The Office / by Anthony Gibbins

officium is a Latin word meaning a helpful or beneficial act done to someone in fulfilment of an obligation, a service, or similar. It was originally a compound of two words, facere to do or to make and ops power, ability, strength, dominion, influence, resources, means of action, wealth, property. The meaning of officium expanded to encompass one’s duty or obligations to individuals or the state, the role one needed to fulfil due to their position, a task undertaken as a duty, and employment, post or position.

As the classicist Peter Jones points out in his recently published Quid Pro Quo

It expanded into meaning one’s job, function, task, but that sense of duty about it was never entirely lost. Cicero’s dialogue de officiis (On Duties) was a discussion of the proper obligations of the state and the individual.

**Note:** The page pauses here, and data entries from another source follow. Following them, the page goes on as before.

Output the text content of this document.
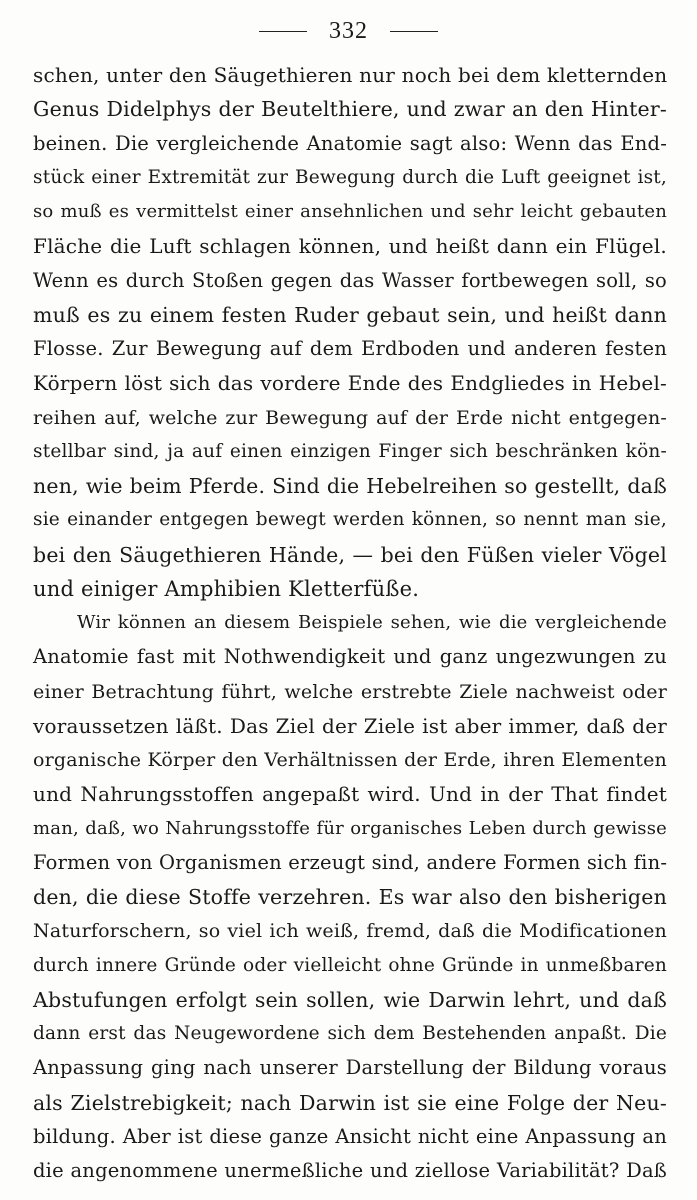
332
schen, unter den Säugethieren nur noch bei dem kletternden
Genus Didelphys der Beutelthiere, und zwar an den Hinter-
beinen. Die vergleichende Anatomie sagt also: Wenn das End-
stück einer Extremität zur Bewegung durch die Luft geeignet ist,
so muß es vermittelst einer ansehnlichen und sehr leicht gebauten
Fläche die Luft schlagen können, und heißt dann ein Flügel.
Wenn es durch Stoßen gegen das Wasser fortbewegen soll, so
muß es zu einem festen Ruder gebaut sein, und heißt dann
Flosse. Zur Bewegung auf dem Erdboden und anderen festen
Körpern löst sich das vordere Ende des Endgliedes in Hebel-
reihen auf, welche zur Bewegung auf der Erde nicht entgegen-
stellbar sind, ja auf einen einzigen Finger sich beschränken kön-
nen, wie beim Pferde. Sind die Hebelreihen so gestellt, daß
sie einander entgegen bewegt werden können, so nennt man sie,
bei den Säugethieren Hände, — bei den Füßen vieler Vögel
und einiger Amphibien Kletterfüße.
Wir können an diesem Beispiele sehen, wie die vergleichende
Anatomie fast mit Nothwendigkeit und ganz ungezwungen zu
einer Betrachtung führt, welche erstrebte Ziele nachweist oder
voraussetzen läßt. Das Ziel der Ziele ist aber immer, daß der
organische Körper den Verhältnissen der Erde, ihren Elementen
und Nahrungsstoffen angepaßt wird. Und in der That findet
man, daß, wo Nahrungsstoffe für organisches Leben durch gewisse
Formen von Organismen erzeugt sind, andere Formen sich fin-
den, die diese Stoffe verzehren. Es war also den bisherigen
Naturforschern, so viel ich weiß, fremd, daß die Modificationen
durch innere Gründe oder vielleicht ohne Gründe in unmeßbaren
Abstufungen erfolgt sein sollen, wie Darwin lehrt, und daß
dann erst das Neugewordene sich dem Bestehenden anpaßt. Die
Anpassung ging nach unserer Darstellung der Bildung voraus
als Zielstrebigkeit; nach Darwin ist sie eine Folge der Neu-
bildung. Aber ist diese ganze Ansicht nicht eine Anpassung an
die angenommene unermeßliche und ziellose Variabilität? Daß
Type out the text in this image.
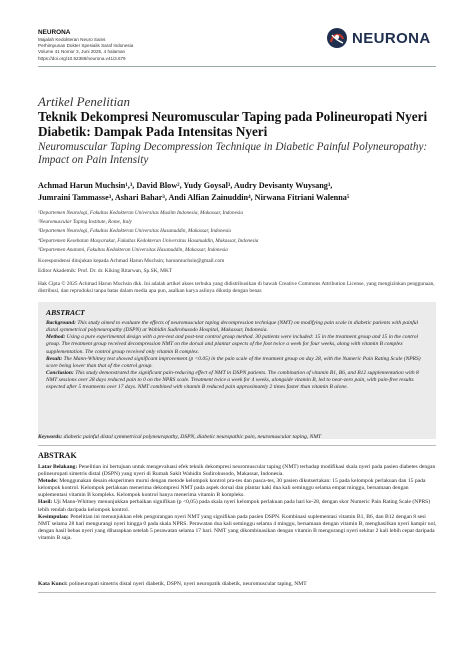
NEURONA
Majalah Kedokteran Neuro Sains
Perhimpunan Dokter Spesialis Saraf Indonesia
Volume 41 Nomor 3, Juni 2025, 4 halaman
https://doi.org/10.52386/neurona.v41i3.679
NEURONA
Artikel Penelitian
Teknik Dekompresi Neuromuscular Taping pada Polineuropati Nyeri Diabetik: Dampak Pada Intensitas Nyeri
Neuromuscular Taping Decompression Technique in Diabetic Painful Polyneuropathy: Impact on Pain Intensity
Achmad Harun Muchsin¹,³, David Blow², Yudy Goysal³, Audry Devisanty Wuysang³,
Jumraini Tammasse³, Ashari Bahar³, Andi Alfian Zainuddin⁴, Nirwana Fitriani Walenna⁵
¹Departemen Neurologi, Fakultas Kedokteran Universitas Muslim Indonesia, Makassar, Indonesia
²Neuromuscular Taping Institute, Rome, Italy
³Departemen Neurologi, Fakultas Kedokteran Universitas Hasanuddin, Makassar, Indonesia
⁴Departemen Kesehatan Masyarakat, Fakultas Kedokteran Universitas Hasanuddin, Makassar, Indonesia
⁵Departemen Anatomi, Fakultas Kedokteran Universitas Hasanuddin, Makassar, Indonesia
Korespondensi ditujukan kepada Achmad Harun Muchsin; harunmuchsin@gmail.com
Editor Akademik: Prof. Dr. dr. Kiking Ritarwan, Sp.SK, MKT
Hak Cipta © 2025 Achmad Harun Muchsin dkk. Ini adalah artikel akses terbuka yang didistribusikan di bawah Creative Commons Attribution License, yang mengizinkan penggunaan, distribusi, dan reproduksi tanpa batas dalam media apa pun, asalkan karya aslinya dikutip dengan benar.
ABSTRACT

Background: This study aimed to evaluate the effects of neuromuscular taping decompression technique (NMT) on modifying pain scale in diabetic patients with painful distal symmetrical polyneuropathy (DSPN) at Wahidin Sudirohusodo Hospital, Makassar, Indonesia.

Method: Using a pure experimental design with a pre-test and post-test control group method. 30 patients were included: 15 in the treatment group and 15 in the control group. The treatment group received decompression NMT on the dorsal and plantar aspects of the foot twice a week for four weeks, along with vitamin B complex supplementation. The control group received only vitamin B complex.

Result: The Mann-Whitney test showed significant improvement (p <0.05) in the pain scale of the treatment group on day 28, with the Numeric Pain Rating Scale (NPRS) score being lower than that of the control group.

Conclusion: This study demonstrated the significant pain-reducing effect of NMT in DSPN patients. The combination of vitamin B1, B6, and B12 supplementation with 8 NMT sessions over 28 days reduced pain to 0 on the NPRS scale. Treatment twice a week for 4 weeks, alongside vitamin B, led to near-zero pain, with pain-free results expected after 5 treatments over 17 days. NMT combined with vitamin B reduced pain approximately 2 times faster than vitamin B alone.

Keywords: diabetic painful distal symmetrical polyneuropathy, DSPN, diabetic neuropathic pain, neuromuscular taping, NMT
ABSTRAK

Latar Belakang: Penelitian ini bertujuan untuk mengevaluasi efek teknik dekompresi neuromuscular taping (NMT) terhadap modifikasi skala nyeri pada pasien diabetes dengan polineuropati simetris distal (DSPN) yang nyeri di Rumah Sakit Wahidin Sudirohusodo, Makassar, Indonesia.

Metode: Menggunakan desain eksperimen murni dengan metode kelompok kontrol pra-tes dan pasca-tes, 30 pasien dikutsertakan: 15 pada kelompok perlakuan dan 15 pada kelompok kontrol. Kelompok perlakuan menerima dekompresi NMT pada aspek dorsal dan plantar kaki dua kali seminggu selama empat minggu, bersamaan dengan suplementasi vitamin B kompleks. Kelompok kontrol hanya menerima vitamin B kompleks.

Hasil: Uji Mann-Whitney menunjukkan perbaikan signifikan (p <0,05) pada skala nyeri kelompok perlakuan pada hari ke-28, dengan skor Numeric Pain Rating Scale (NPRS) lebih rendah daripada kelompok kontrol.

Kesimpulan: Penelitian ini menunjukkan efek pengurangan nyeri NMT yang signifikan pada pasien DSPN. Kombinasi suplementasi vitamin B1, B6, dan B12 dengan 8 sesi NMT selama 28 hari mengurangi nyeri hingga 0 pada skala NPRS. Perawatan dua kali seminggu selama 4 minggu, bersamaan dengan vitamin B, menghasilkan nyeri hampir nol, dengan hasil bebas nyeri yang diharapkan setelah 5 perawatan selama 17 hari. NMT yang dikombinasikan dengan vitamin B mengurangi nyeri sekitar 2 kali lebih cepat daripada vitamin B saja.

Kata Kunci: polineuropati simetris distal nyeri diabetik, DSPN, nyeri neuropatik diabetik, neuromuscular taping, NMT
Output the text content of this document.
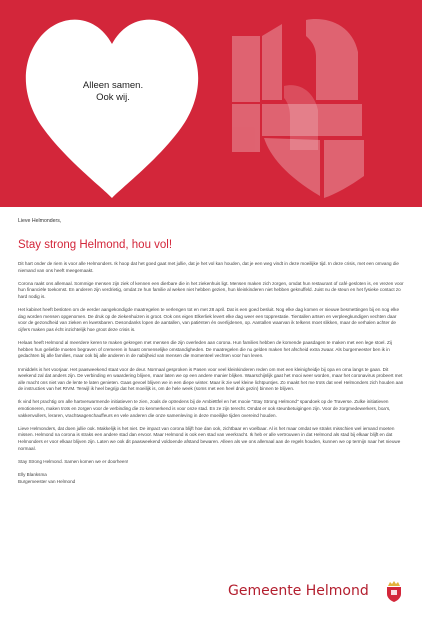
Alleen samen.
Ook wij.

Lieve Helmonders,

Stay strong Helmond, hou vol!

Dit hart onder de riem is voor alle Helmonders. Ik hoop dat het goed gaat met jullie, dat je het vol kan houden, dat je een weg vindt in deze moeilijke tijd. In deze crisis, met een omvang die niemand van ons heeft meegemaakt.

Corona raakt ons allemaal. Sommige mensen zijn ziek of kennen een dierbare die in het ziekenhuis ligt. Mensen maken zich zorgen, omdat hun restaurant of café gesloten is, en vrezen voor hun financiële toekomst. En anderen zijn verdrietig, omdat ze hun familie al weken niet hebben gezien, hun kleinkinderen niet hebben geknuffeld. Juist nu de steun en het fysieke contact zo hard nodig is.

Het kabinet heeft besloten om de eerder aangekondigde maatregelen te verlengen tot en met 28 april. Dat is een goed besluit. Nog elke dag komen er nieuwe besmettingen bij en nog elke dag worden mensen opgenomen. De druk op de ziekenhuizen is groot. Ook ons eigen Elkerliek levert elke dag weer een topprestatie. Tientallen artsen en verpleegkundigen vechten daar voor de gezondheid van zieken en kwetsbaren. Desondanks lopen de aantallen, van patiënten én overlijdenen, op. Aantallen waarvan ik telkens moet slikken, maar de verhalen achter de cijfers maken pas écht inzichtelijk hoe groot deze crisis is.

Helaas heeft Helmond al meerdere keren te maken gekregen met mensen die zijn overleden aan corona. Hun families hebben de komende paasdagen te maken met een lege stoel. Zij hebben hun geliefde moeten begraven of cremeren in haast onmenselijke omstandigheden. De maatregelen die nu gelden maken het afscheid extra zwaar. Als burgemeester ben ik in gedachten bij alle families, maar ook bij alle anderen in de nabijheid van mensen die momenteel vechten voor hun leven.

Inmiddels is het voorjaar. Het paasweekend staat voor de deur. Normaal gesproken is Pasen voor veel kleinkinderen reden om met een kleinigheidje bij opa en oma langs te gaan. Dit weekend zal dat anders zijn. De verbinding en waardering blijven, maar laten we op een andere manier blijken. Waarschijnlijk gaat het mooi weer worden, maar het coronavirus probeert met alle macht ons niet van de lente te laten genieten. Gaas gevoel blijven we in een diepe winter. Maar ik zie wel kleine lichtpuntjes. Zo maakt het me trots dat veel Helmonders zich houden aan de instructies van het RIVM. Terwijl ik heel begrijp dat het moeilijk is, om de hele week (soms met een heel druk gezin) binnen te blijven.

Ik vind het prachtig om alle hartverwarmende initiatieven te zien, zoals de optredens bij de Ambiëttfel en het mooie "Stay Strong Helmond" spandoek op de Traverse. Zulke initiatieven emotioneren, maken trots en zorgen voor de verbinding die zo kenmerkend is voor onze stad. En ze zijn terecht. Omdat er ook steunbetuigingen zijn. Voor de zorgmedewerkers, boa's, vakkenvullers, leraren, vrachtwagenchauffeurs en vele anderen die onze samenleving in deze moeilijke tijden overeind houden.

Lieve Helmonders, dat doen jullie ook. Makkelijk is het niet. De impact van corona blijft hoe dan ook, zichtbaar en voelbaar. Al is het maar omdat we straks misschien wel iemand moeten missen. Helmond na corona is straks een andere stad dan ervoor. Maar Helmond is ook een stad van veerkracht. Ik heb er alle vertrouwen in dat Helmond als stad bij elkaar blijft en dat Helmonders er voor elkaar blijven zijn. Laten we ook dit paasweekend voldoende afstand bewaren. Alleen als we ons allemaal aan de regels houden, kunnen we op termijn naar het nieuwe normaal.

Stay Strong Helmond. Samen komen we er doorheen!

Elly Blanksma

Burgemeester van Helmond

Gemeente Helmond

In the mid-13th Century the word office entered English meaning a post, an employment to which certain duties are attached. The first recorded use of it meaning a place for conducting business was in the 1560’s. Interestingly, the term office hours goes right back to 1841.

sedes is a Latin word meaning seat in the widest possible sense. It can simply be somewhere to sit, or the seat of a particular activity. sedes officii seat of duty, has become the standard Latin translation for our 1560’s sense of an office.

Marcellus climbs the stairs to the second story and looks around. It is not difficult for him to find the office of Augustus.